Wednesday, December 12, 2012

Why bother with a sous vide for beans?



So, I’ve done a little reading on the sous-vide bean thing, and much of the writing says that there is no real advantage to cooking beans in a sous vide.  My experience says otherwise.  The texture may not change particularly, but there are a few distinct advantages.

1) The amount of liquid the beans are cooked in is reduced a bit, and the amount of time the beans soak is increased a bit, so you can flavor the beans more than in the stove top method – by making very flavorful baths for the beans.

2) By placing multiple canning jars of different beans you can cook several varieties of dried beans all at the same time – even if their cooking times are different.

2a) The canning jar method lets you check on the progress of your beans – and you never need to worry about opening a bag and finding under (or over) done beans.

3) No scorching or boiling over worries – ever.

Sous Vide Beans
Not as fast as a pressure cooker, but another way to cook beans that requires very little attention from the cook.  And this way you can cook beans with different cooking times – all at once.

Equipment:
sous vide – or other water oven
2C or 1Q canning jar for each sort of bean
rings and lids for each jar (need not be “new,” just clean)
jar lifter or waterproof hot pad/oven mitt makes things easier.
 
Ingredients:
bean of choice
water
flavorings of choice
(see below for suggestions)

Prep: 
For 2C Jar
     0.5 C beans - your choice
     1.5 C water
     aromatics and/or herbs

For 1Q jar
     1C beans - your choice
     3C water
     aromatics and/or herbs


For making chili - I used 1 clove garlic, 1 bay leaf, and part of a dried ancho chile in each jar.

1 clove of garlic is likely ALWAYS a good idea, and then add spices as they appear in the dish your beans are destined for.


Cook!

Set your sous vide to 195˚F.
Bean times:
lentils .75 - 1 hr
black beans 3.5 - 4.5 hrs
cranberry beans/navy/Yankee beans 3-4 hrs 
garbanzo/chick peas/ceci beans 5-6 hrs
great northern/kidney/cannellini beans 3.5 - 4.5 hrs
pinto beans 4-5 hrs

Check them at the early end - because you can!
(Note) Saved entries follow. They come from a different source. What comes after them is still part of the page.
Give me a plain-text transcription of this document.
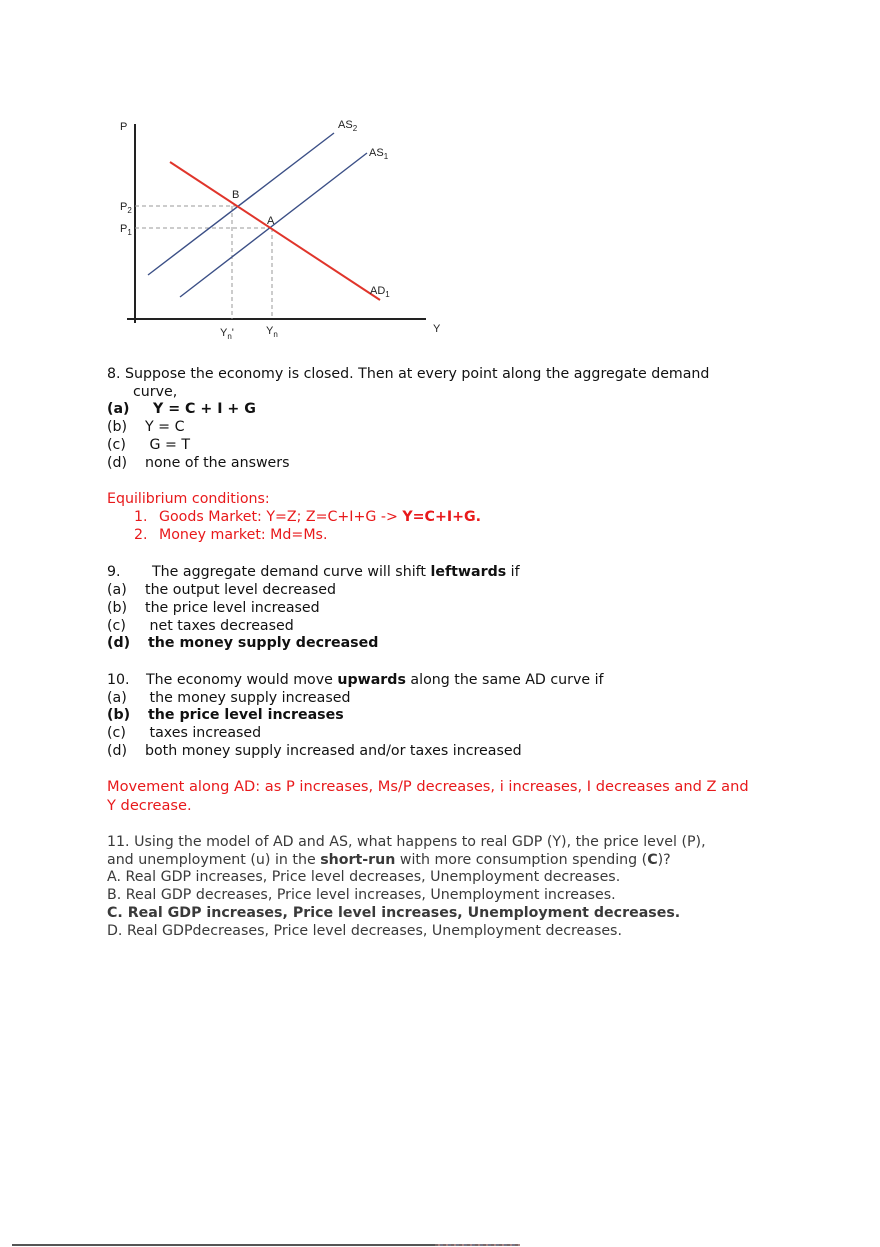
P
Y
$AS_2$
$AS_1$
$AD_1$
B
A
$P_2$
$P_1$
$Y_n'$	$Y_n$
8. Suppose the economy is closed. Then at every point along the aggregate demand
curve,
(a) Y = C + I + G
(b) Y = C
(c) G = T
(d) none of the answers
Equilibrium conditions:
1. Goods Market: Y=Z; Z=C+I+G -> Y=C+I+G.
2. Money market: Md=Ms.
9. The aggregate demand curve will shift leftwards if
(a) the output level decreased
(b) the price level increased
(c) net taxes decreased
(d) the money supply decreased
10. The economy would move upwards along the same AD curve if
(a) the money supply increased
(b) the price level increases
(c) taxes increased
(d) both money supply increased and/or taxes increased
Movement along AD: as P increases, Ms/P decreases, i increases, I decreases and Z and
Y decrease.
11. Using the model of AD and AS, what happens to real GDP (Y), the price level (P),
and unemployment (u) in the short-run with more consumption spending (C)?
A. Real GDP increases, Price level decreases, Unemployment decreases.
B. Real GDP decreases, Price level increases, Unemployment increases.
C. Real GDP increases, Price level increases, Unemployment decreases.
D. Real GDPdecreases, Price level decreases, Unemployment decreases.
Drain them when they are done - and forward with your recipes.  

Well – now I have a bunch of cooked beans.  Now what do I do?









1. Make chili.  (Yes I know, for many chili has NO beans.  But mine does.)



2.  Make soup


3. Make bean salad

4. Garbanzo bean special :
Make hummus – and if you make it with the hot beans, it becomes especially creamy.

Make Falafel.  How... well, look it up!
(OK... I may get there, but not this week)

Think that worked well?  Check out Yogurt and Caramelized Onions

Happy cold weather cooking!

4 comments:

lemonjelly said...

Hey Greta, I'm going to make a plug for the best bestest ever beans you could ever buy, and hope that you already buy from them, but if you don't, it's Rancho Gordo (ranchogordo.com). They source heirloom beans, trade fairly, and all their beans are the best I've ever had short of the few I've grown myself. Most mind boggling: the cannellini beans.

Greta said...

Thanks!!! I will check them out. Exciting to try some new goodies.

Cloistervoices said...

Do you submerge the jars all the way under water? After they are cooked, how long will they keep in the fridge or freezer? I'm assuming that since they aren't processed at 212F, they wouldn't be room temperature shelf stable. Right?
Thanks for such a detailed time listing for the different kind of beans. That is EXACTLY what I was looking for.

SABAZIUX said...

Hello, thanks for the recipe and tips...after cooking..how lomg does this beans last in the fridge /or freezer? Thanks!